Materials and methods

Participants

Participants in this study included thirty-five adult women with RA and thirty-five adult healthy women controls. This study was conducted at the Department of Rheumatology, Hacettepe University, Ankara, Turkey. Individuals in the case group were selected from patients diagnosed with RA according to the diagnostic criteria of the American College of Rheumatology/European League Against Rheumatism(Reference Aletaha, Neogi and Silman21). The control group was included in the study with a similar distribution to the case group in terms of age and BMI. Individuals who did not have chronic diseases and did not take medication regularly were included in the control group. The sample size calculation of the study was determined as thirty-five patients and thirty-five controls with a significance level of 0·05 and a power of 0·90 in the G-Power programme. All the patients and controls did not take any antioxidant supplements, and they were also not smokers or alcohol consumers for the last year. This study was conducted according to the guidelines laid down in the Declaration of Helsinki, and all procedures involving human subjects/patients were approved by the Hacettepe University Clinical Research Ethical Board with decision number GO 17/213–26. Written informed consent was obtained from all subjects/patients.

Data collection

The individuals’ sociodemographic characteristics, 24-h food consumption records for 2 d and physical activity status were recorded face-to-face with a survey form. The daily nutrient and energy intake were determined by the Nutrition Information System (BeBIS) 8·1 computer package programme. Dietary total antioxidant capacity was calculated by the ferric reducing antioxidant power database of foods, which was published by Carlsen et al. (Reference Carlsen, Halvorsen and Holte22).

Adherence to the Mediterranean diet was determined by the Mediterranean diet adherence score, developed by Schröder et al. (Reference Schröder, Fito and Estruch23) and validated in Turkish by Bekar and Goktas(Reference Bekar and Goktas24). The Mediterranean diet adherence score examines the consumption habits of foods in two questions and the frequency of food consumption in twelve questions. The total score ranges from 0 to 14. A score 0 shows low adherence, and a score 14 shows the highest adherence to the Mediterranean diet. The Mediterranean diet adherence score is classified as low for less than 5, moderate for 6–9 and high for ≥ 9 points(Reference Schröder, Fito and Estruch23).

The physical activity levels of individuals were questioned using a retrospective 24-h recall method.
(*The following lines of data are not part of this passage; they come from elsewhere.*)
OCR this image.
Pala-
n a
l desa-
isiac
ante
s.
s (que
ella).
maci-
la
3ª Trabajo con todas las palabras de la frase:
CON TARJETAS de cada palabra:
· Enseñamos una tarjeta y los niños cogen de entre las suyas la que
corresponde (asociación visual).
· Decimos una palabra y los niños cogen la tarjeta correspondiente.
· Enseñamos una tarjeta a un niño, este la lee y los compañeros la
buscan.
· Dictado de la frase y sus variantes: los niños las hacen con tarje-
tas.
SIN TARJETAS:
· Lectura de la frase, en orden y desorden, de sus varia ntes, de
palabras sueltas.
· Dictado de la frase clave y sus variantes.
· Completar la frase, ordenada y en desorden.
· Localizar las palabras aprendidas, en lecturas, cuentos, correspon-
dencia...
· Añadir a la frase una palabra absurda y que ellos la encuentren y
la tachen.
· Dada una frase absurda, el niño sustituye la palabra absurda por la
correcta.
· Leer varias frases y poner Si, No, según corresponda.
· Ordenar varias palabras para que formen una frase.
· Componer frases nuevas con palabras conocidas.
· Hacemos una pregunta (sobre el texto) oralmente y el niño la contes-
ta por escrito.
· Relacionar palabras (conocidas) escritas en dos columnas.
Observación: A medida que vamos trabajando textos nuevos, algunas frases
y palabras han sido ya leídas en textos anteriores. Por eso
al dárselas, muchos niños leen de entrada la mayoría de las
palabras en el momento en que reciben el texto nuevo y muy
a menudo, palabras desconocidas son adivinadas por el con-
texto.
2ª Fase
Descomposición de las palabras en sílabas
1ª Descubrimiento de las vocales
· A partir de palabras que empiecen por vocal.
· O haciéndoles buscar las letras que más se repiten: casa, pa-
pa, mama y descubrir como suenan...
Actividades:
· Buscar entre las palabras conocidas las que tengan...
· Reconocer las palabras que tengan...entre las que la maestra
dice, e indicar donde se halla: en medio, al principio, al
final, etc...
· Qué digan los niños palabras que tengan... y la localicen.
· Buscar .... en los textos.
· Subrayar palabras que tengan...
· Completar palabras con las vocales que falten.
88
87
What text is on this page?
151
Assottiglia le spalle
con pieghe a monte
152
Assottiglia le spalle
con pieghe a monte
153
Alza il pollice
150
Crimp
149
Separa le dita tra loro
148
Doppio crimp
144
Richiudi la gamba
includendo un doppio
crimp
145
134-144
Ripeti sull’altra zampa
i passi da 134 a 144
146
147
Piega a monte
The energy spent for each activity was calculated by multiplying the activity-specific physical activity rate, the duration of the activity (minutes) and the BMR per hour. Total energy expenditure was found by adding up the energy spent for each activity. The calculation of an individual’s physical activity levels involved dividing their total energy expenditure by their BMR. Physical activity level value was classified as sedentary or light activity lifestyle (1·40–1·69), active or moderately active lifestyle (1·70–1·99) and vigorous or vigorously active lifestyle (2·00–2·40)(25). The height (m) and body weight (kg) of all individuals were measured, and their BMI (kg/m2) was calculated. Participants are divided into four classes: underweight (<18·5 kg/m2), normal weight (18·5–24·9 kg/m2), overweight (25·0–29·9 kg/m2) and obese (≥30·0 kg/m2)(26). The disease severity of the individuals in the RA group was evaluated with the disease activity score 28 (DAS28). This score evaluates twenty-eight joints and is calculated by the number of swollen joints and tender joints, erythrocyte sedimentation rate or C-reactive protein values and the visual scale results that the patient uses to evaluate her condition in general. The Visual Analog Scale was used for the patient’s general evaluation of herself. The level of disease activity can be classified as low (DAS28 ≤ 3·2), moderate (3·2 < DAS28 ≤ 5·1) or high (DAS28 > 5·1)(Reference Fransen and van Riel27).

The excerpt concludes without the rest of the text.